I was in one of the canning groups and someone mentioned they had canned 40 lbs. of pears and recovered 31 cups of juice from the peels. They asked for a pear jelly recipe and this was one of the responses.
So if your canning your own apples or pears about now, take all the peels and steam juice them to recover the juice. This is an economical way to gets lots of use from your peeled fruits.

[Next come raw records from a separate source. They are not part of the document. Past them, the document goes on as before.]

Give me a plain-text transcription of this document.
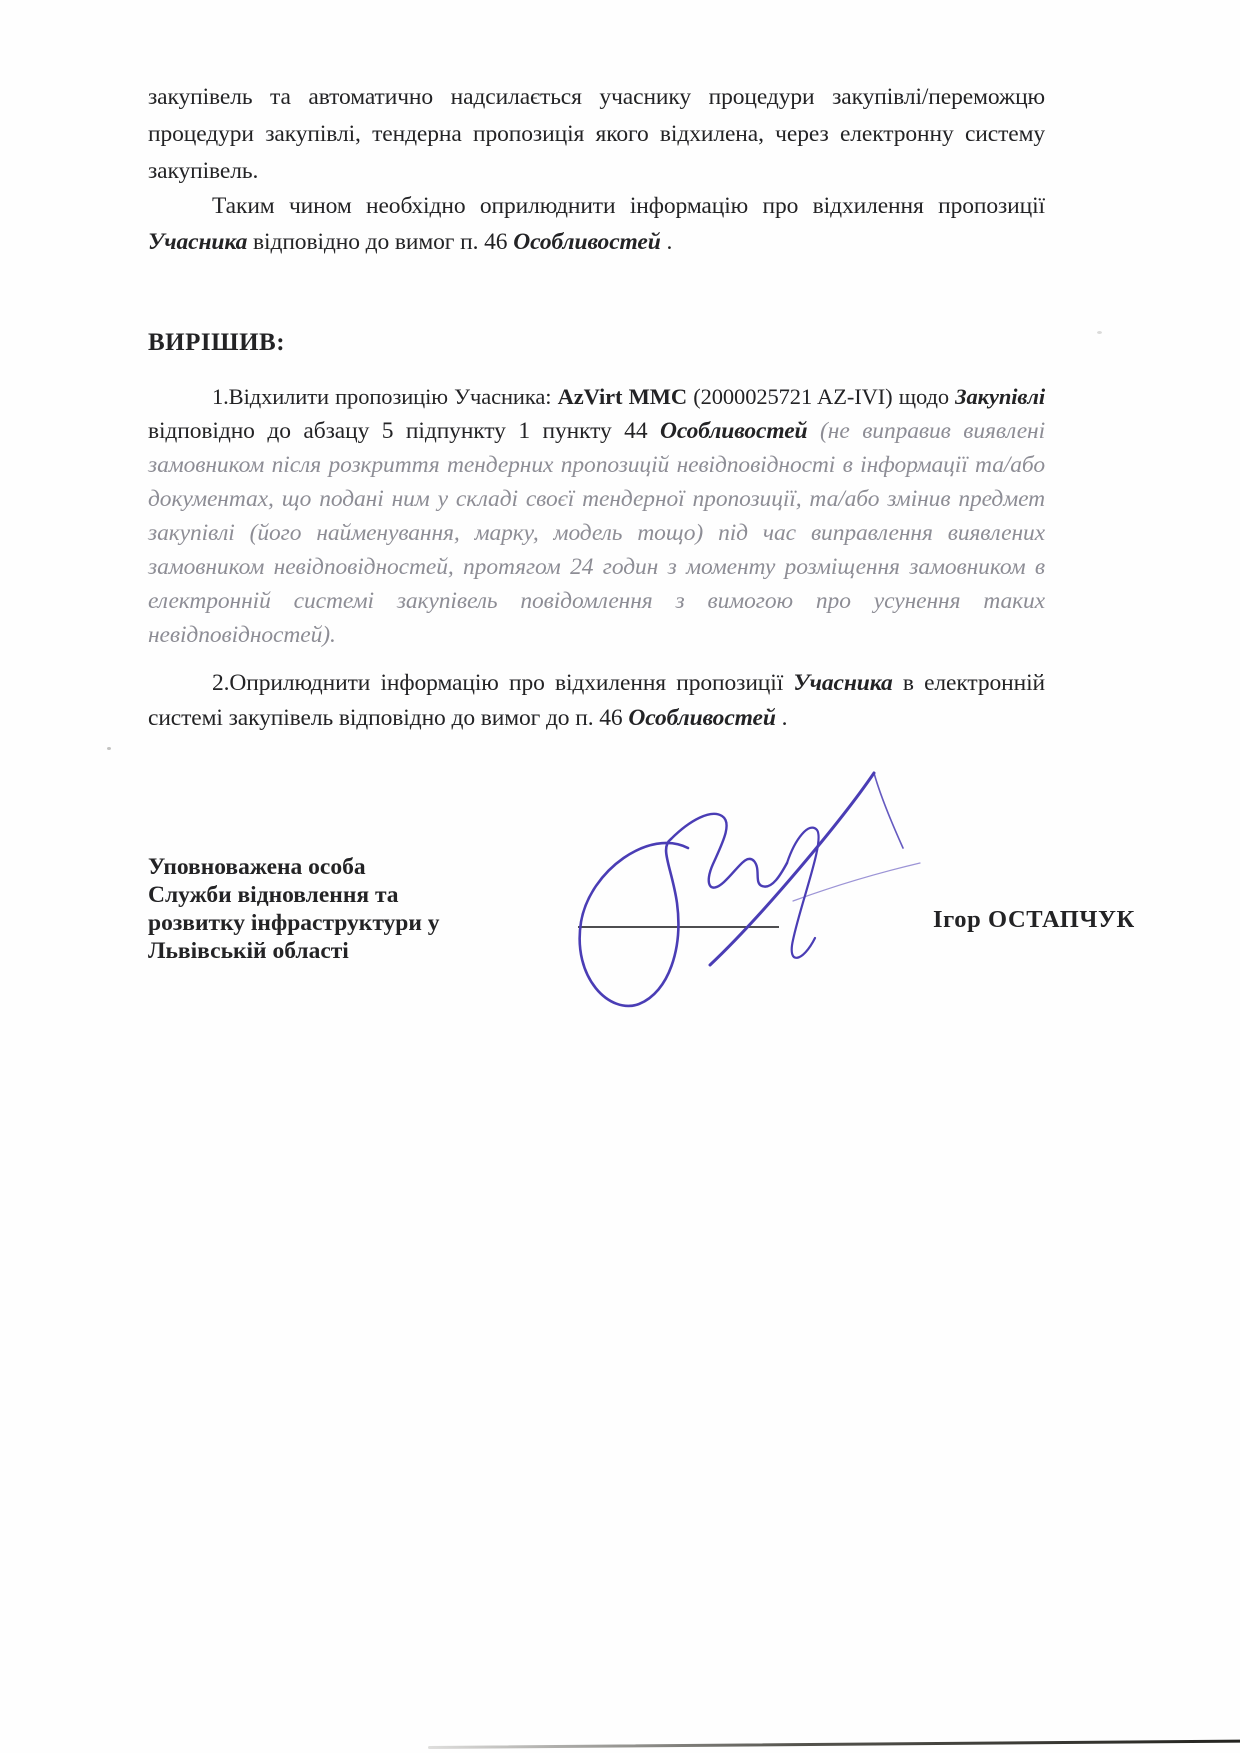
закупівель та автоматично надсилається учаснику процедури закупівлі/переможцю
процедури закупівлі, тендерна пропозиція якого відхилена, через електронну систему
закупівель.
Таким чином необхідно оприлюднити інформацію про відхилення пропозиції
Учасника відповідно до вимог п. 46 Особливостей .
ВИРІШИВ:
1.Відхилити пропозицію Учасника: AzVirt MMC (2000025721 AZ-IVI) щодо Закупівлі
відповідно до абзацу 5 підпункту 1 пункту 44 Особливостей (не виправив виявлені
замовником після розкриття тендерних пропозицій невідповідності в інформації та/або
документах, що подані ним у складі своєї тендерної пропозиції, та/або змінив предмет
закупівлі (його найменування, марку, модель тощо) під час виправлення виявлених
замовником невідповідностей, протягом 24 годин з моменту розміщення замовником в
електронній системі закупівель повідомлення з вимогою про усунення таких
невідповідностей).
2.Оприлюднити інформацію про відхилення пропозиції Учасника в електронній
системі закупівель відповідно до вимог до п. 46 Особливостей .
Уповноважена особа
Служби відновлення та
розвитку інфраструктури у
Львівській області
Ігор ОСТАПЧУК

Choose Your Own Juice Jelly
5 cups bottled 100% Fruit Juice of your choice (No Sugar)
2 tablespoons lemon juice
2 vanilla beans
1 tablespoon whole allspice berries**
5 cups granulated sugar
1 package powdered pectin
Put apple juice, whole allspice and two split and scraped vanilla beans into stockpot. Heat just until boils. Remove from heat. Allow to sit for one hour. Strain to remove the vanilla beans and allspice berries. Return
juice to pan and add lemon juice. Add pectin. Stir and bring to a boil. Add sugar all at once. Stir and return to a full rolling boil. Boil for one minute. Ladle into sterilized jars leaving 1/4 inch headspace. Wipe rims. Cap and seal. Process in a water bath canner for 10 minutes.
Yield: 6 half pints.
** This is where you may experiment. You could use allspice berries, pieces of ginger, cardamom pods, cinnamon sticks, anise seeds, or fennel seeds or any combination there of.
Bottled fruit juice must be 100% juice variety. Suggest apple, cranberry, cran-apple, berry, grape (white or purple), pineapple, etc. You may find unusual 100% fruit juices at an ethnic grocery store.